Type B – produced from melamine fortified urea formaldehyde resin (MUF) which sets under controlled heat and pressure.  Type B is suitable for plywood involved in up to two years full exposure to the weather such as in formwork plywood or exterior doorskins.

Type C & Type D – produced from urea formaldehyde resin (UF) which sets under controlled heat and pressure.  These are interior bonds which are not recommended for any purpose where exterior conditions are involved.  Even for interior purposes, C & D should not be recommended for structural applications.  For areas around sinks, vanities and laundry tubs, Type A bonded plywood should be used.


Veneer Grades

Veneer Grades

There are four main veneer qualities specified for plywood and these are:

Grade A
A high quality appearance grade veneer suitable for clear finishing.

Textured exterior cladding Interior wall lining Interior ceiling lining Furniture & joinery

Grade B
An appearance grade suitable for high quality paint finishing.

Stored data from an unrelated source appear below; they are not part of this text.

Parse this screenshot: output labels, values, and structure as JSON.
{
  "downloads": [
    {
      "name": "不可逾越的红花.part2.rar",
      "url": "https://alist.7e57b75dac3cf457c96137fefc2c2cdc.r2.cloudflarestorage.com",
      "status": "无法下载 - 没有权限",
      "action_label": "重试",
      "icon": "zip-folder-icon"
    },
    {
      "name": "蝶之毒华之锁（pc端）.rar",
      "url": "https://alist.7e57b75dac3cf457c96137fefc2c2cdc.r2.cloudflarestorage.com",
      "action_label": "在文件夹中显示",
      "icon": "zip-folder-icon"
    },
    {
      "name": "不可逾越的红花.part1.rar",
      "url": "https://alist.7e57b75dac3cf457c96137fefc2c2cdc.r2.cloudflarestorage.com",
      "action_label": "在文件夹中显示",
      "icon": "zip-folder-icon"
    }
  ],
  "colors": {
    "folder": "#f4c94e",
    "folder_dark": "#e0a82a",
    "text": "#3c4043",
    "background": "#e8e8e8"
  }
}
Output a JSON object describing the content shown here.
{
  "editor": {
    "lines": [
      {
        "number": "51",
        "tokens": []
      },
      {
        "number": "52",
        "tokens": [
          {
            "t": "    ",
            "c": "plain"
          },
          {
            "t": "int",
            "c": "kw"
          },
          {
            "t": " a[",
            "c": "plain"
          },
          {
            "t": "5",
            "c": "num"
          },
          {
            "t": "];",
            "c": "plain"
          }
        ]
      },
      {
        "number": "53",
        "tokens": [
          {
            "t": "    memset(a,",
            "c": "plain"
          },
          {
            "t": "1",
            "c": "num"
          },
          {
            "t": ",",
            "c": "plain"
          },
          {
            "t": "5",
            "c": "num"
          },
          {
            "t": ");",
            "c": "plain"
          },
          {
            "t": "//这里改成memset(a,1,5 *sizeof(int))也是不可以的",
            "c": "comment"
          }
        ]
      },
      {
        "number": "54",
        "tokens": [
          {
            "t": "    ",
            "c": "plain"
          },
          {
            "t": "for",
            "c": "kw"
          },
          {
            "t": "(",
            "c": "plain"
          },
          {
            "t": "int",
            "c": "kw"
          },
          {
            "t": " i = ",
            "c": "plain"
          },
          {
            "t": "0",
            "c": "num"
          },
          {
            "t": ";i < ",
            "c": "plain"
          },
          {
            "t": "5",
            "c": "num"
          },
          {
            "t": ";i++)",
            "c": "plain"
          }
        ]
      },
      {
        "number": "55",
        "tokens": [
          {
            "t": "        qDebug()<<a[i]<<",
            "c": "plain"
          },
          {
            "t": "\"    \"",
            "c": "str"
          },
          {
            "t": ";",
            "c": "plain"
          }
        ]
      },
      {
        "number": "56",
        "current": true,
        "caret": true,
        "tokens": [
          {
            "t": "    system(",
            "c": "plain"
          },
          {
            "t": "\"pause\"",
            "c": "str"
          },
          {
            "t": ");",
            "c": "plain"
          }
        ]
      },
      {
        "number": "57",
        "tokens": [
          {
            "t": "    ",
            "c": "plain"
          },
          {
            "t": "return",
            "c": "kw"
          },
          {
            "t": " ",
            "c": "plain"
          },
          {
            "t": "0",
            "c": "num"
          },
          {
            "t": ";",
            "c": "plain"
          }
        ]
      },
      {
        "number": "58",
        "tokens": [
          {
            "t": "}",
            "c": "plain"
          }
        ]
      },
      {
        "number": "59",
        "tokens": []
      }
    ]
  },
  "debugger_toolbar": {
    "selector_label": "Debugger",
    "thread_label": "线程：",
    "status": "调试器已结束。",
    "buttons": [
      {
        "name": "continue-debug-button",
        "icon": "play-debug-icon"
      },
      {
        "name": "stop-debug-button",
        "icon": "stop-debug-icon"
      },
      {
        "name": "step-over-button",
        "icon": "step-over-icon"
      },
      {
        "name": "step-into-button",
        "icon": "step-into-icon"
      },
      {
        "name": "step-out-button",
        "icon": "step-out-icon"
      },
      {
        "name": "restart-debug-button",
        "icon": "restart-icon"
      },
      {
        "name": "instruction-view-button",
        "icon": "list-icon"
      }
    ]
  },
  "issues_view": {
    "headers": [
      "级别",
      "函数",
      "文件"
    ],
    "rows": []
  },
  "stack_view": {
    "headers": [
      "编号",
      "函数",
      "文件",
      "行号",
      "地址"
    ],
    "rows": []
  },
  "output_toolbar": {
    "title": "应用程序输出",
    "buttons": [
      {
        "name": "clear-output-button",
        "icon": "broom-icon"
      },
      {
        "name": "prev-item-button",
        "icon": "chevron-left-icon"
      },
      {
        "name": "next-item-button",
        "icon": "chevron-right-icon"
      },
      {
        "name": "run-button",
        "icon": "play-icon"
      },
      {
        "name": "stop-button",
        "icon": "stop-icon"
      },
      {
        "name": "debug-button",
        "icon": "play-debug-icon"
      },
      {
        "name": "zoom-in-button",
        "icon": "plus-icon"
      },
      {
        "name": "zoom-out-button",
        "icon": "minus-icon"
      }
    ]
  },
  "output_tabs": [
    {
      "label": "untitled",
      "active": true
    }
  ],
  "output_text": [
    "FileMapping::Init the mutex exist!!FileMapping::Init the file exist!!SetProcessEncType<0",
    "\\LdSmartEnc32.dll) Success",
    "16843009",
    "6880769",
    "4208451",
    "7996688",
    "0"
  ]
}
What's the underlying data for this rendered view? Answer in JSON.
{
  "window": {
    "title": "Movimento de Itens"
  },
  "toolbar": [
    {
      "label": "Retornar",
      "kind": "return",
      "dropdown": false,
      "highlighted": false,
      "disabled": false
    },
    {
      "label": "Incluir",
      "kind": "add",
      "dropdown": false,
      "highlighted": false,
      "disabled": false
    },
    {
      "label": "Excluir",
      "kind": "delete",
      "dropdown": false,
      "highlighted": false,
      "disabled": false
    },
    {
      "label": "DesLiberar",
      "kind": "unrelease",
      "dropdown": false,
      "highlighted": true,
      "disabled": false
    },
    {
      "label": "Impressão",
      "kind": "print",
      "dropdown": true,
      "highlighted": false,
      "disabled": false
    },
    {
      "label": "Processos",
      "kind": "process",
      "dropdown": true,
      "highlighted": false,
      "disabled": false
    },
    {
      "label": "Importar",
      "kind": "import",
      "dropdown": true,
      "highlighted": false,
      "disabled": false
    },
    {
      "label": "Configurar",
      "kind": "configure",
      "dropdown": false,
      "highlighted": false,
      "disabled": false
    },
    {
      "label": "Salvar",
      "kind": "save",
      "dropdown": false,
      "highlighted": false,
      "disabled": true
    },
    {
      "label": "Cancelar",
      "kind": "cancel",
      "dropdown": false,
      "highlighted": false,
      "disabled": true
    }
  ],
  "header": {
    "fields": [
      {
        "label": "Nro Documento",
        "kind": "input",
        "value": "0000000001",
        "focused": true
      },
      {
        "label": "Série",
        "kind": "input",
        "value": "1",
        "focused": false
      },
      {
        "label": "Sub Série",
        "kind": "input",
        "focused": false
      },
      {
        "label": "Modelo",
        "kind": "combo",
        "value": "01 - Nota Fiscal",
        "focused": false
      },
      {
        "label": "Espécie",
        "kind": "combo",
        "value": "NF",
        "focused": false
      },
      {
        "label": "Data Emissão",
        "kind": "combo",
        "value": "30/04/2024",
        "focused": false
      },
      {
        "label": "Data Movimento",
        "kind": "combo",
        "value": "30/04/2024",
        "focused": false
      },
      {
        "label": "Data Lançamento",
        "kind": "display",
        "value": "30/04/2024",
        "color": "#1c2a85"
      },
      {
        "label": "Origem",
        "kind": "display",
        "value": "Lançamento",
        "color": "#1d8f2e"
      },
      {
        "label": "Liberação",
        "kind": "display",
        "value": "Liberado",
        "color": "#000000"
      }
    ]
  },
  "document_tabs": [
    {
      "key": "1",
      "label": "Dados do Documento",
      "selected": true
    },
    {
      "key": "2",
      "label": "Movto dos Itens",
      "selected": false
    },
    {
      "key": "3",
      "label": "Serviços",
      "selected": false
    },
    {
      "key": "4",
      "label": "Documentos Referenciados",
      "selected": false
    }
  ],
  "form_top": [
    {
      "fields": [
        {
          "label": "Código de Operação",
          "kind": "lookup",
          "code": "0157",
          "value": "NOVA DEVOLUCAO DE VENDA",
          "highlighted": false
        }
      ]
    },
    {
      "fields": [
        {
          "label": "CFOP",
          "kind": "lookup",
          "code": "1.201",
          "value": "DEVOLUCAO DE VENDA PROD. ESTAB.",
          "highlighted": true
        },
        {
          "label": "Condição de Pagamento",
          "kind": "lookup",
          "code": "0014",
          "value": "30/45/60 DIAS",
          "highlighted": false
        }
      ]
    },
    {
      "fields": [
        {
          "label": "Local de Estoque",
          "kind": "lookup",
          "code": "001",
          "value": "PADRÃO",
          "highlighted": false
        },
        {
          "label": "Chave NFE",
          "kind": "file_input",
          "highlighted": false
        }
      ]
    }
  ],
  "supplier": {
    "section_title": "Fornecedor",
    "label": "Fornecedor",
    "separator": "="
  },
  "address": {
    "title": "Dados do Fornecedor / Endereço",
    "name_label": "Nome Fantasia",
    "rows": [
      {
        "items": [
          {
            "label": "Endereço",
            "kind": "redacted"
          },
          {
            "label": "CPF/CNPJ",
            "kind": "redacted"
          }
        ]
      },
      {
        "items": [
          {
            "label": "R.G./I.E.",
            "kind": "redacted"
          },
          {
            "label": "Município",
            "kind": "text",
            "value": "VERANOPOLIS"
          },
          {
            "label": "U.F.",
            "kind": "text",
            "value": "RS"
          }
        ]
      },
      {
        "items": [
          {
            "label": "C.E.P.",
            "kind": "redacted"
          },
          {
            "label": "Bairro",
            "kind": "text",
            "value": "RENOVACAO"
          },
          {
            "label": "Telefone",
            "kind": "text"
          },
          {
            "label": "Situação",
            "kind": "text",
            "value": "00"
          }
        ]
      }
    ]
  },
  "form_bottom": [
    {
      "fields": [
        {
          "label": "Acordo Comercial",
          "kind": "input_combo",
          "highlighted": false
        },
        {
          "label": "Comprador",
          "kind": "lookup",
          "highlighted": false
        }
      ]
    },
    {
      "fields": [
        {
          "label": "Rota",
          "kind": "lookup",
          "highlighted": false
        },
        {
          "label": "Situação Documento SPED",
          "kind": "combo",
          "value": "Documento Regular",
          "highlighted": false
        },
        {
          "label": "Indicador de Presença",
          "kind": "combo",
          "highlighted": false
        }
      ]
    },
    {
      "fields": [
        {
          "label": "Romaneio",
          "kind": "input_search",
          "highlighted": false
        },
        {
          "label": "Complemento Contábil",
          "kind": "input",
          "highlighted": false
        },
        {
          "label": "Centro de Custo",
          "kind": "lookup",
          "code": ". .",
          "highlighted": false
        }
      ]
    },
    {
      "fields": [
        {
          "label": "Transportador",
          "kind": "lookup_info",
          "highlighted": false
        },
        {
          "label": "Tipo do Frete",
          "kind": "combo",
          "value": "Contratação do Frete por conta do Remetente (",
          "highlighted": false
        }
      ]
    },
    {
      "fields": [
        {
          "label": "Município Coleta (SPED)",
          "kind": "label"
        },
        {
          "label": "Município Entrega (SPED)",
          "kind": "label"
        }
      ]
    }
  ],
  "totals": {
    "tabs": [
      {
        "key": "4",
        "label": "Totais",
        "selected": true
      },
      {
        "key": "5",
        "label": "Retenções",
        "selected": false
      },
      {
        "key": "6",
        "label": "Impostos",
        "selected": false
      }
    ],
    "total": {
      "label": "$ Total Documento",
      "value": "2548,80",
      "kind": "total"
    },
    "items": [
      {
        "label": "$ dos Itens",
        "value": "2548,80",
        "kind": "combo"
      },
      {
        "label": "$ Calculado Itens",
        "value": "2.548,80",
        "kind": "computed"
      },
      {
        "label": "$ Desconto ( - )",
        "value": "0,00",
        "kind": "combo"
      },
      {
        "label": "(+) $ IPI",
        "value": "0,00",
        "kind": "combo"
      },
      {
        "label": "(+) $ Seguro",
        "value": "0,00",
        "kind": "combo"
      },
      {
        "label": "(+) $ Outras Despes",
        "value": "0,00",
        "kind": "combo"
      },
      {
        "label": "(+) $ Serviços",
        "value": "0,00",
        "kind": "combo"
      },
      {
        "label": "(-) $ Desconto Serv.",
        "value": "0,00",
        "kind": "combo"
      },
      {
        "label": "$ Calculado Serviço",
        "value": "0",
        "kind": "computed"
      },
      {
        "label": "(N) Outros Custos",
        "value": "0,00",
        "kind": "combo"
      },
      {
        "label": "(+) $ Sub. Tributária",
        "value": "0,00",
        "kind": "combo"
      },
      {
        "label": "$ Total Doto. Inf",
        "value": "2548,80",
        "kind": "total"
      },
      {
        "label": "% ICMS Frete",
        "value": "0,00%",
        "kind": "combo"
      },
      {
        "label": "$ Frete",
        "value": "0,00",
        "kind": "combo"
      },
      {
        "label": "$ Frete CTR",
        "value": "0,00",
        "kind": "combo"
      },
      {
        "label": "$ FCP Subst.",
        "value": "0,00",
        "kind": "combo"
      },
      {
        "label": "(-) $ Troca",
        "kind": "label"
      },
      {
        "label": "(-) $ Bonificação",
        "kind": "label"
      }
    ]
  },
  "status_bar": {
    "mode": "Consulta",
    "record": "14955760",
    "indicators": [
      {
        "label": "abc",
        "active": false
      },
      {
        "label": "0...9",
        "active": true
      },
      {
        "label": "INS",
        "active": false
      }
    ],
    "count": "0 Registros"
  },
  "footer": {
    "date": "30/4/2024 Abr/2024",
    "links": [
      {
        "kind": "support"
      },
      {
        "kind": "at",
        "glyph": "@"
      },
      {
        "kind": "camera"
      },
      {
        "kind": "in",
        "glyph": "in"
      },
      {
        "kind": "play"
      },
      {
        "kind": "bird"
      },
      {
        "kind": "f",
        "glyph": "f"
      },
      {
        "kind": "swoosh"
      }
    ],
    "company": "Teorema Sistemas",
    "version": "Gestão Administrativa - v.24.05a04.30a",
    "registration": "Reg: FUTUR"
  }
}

Furniture & joinery Concrete formwork Primary sheathing Signs Engineered components

Grade C
A non-appearance grade with a solid surface. All imperfections such as knot holes or splits are filled.

Concrete formwork Gussets Roof decking Flooring Sub sheathing Bins, boxes & crates Stressed skin panels Hoardings

Grade D
A non-appearance grade with permitted open imperfections. Limited number of knots and knot holes up to 75mm wide are permitted.

Structural components Beams & portals Roofing Bracing Utility buildings

Stress Grades

Stress Grades

Each stress grade is equally satisfactory for use in structural applications.  The higher the stress grade, the thinner the plywood requirement will be to perform the same structural function.

The following table is a guide to the thicknesses and stress grades required for typical applications:

Application Thicknesses Stress Grade
Lining panels 3 – 15 N/A
Residential flooring 13, 15, 17 F11, F14
Industrial flooring 17 – 25+ F11 – F22
Diaphragms 9 – 15 F11, F14
Bracing (shearwalls) 3 – 15 F11, F14, F27
Box beams 7 – 12 F11, F14
Portal frame gussets 12 – 25 F11, F14


Treatment Options

Ammoniacal Copper Quaternary – ACQ is a water based preservative that prevents decay from fungi and insects

  • Used with veneers
  • 100% take-up

Envelope – LOSP / CCA

  • Not 100%
  • Cut edges have to be chemically re-treated

Systems & 'H' Levels

Level Application Type Against Process
H2 Above Ground Perigen Termite Veneer 100%
H3 Above Ground Ruply / AQ Anti-Rot / Termite Veneer 100%
H3 Above Ground LOSP / CCA Anti-Rot / Termite Envelope
H4 Ground Contact CCA / ACQ Anti-Rot / Termite Envelope
H5 In Ground Contact CCA Anti-Rot / Termite Envelope


Perforation and Laser Cutting

Many panel products can be perforated with either holes or slots which allow the panels to be used in areas where sound attenuation is important. Areas where this may be applicable include internal ceiling and wall linings in schools, public halls, gymnasiums, offices and other commercial premises. Most panel products can be perforated with decorative timber veneers being the most common. A standard range of hole sizes and patterns allows specifiers to achieve their sound requirements for any given area.

Laser cutting allows the flexibility of design to come to the fore as each project can be custom designed. Laser cut panels can be used as room partitions and feature panels.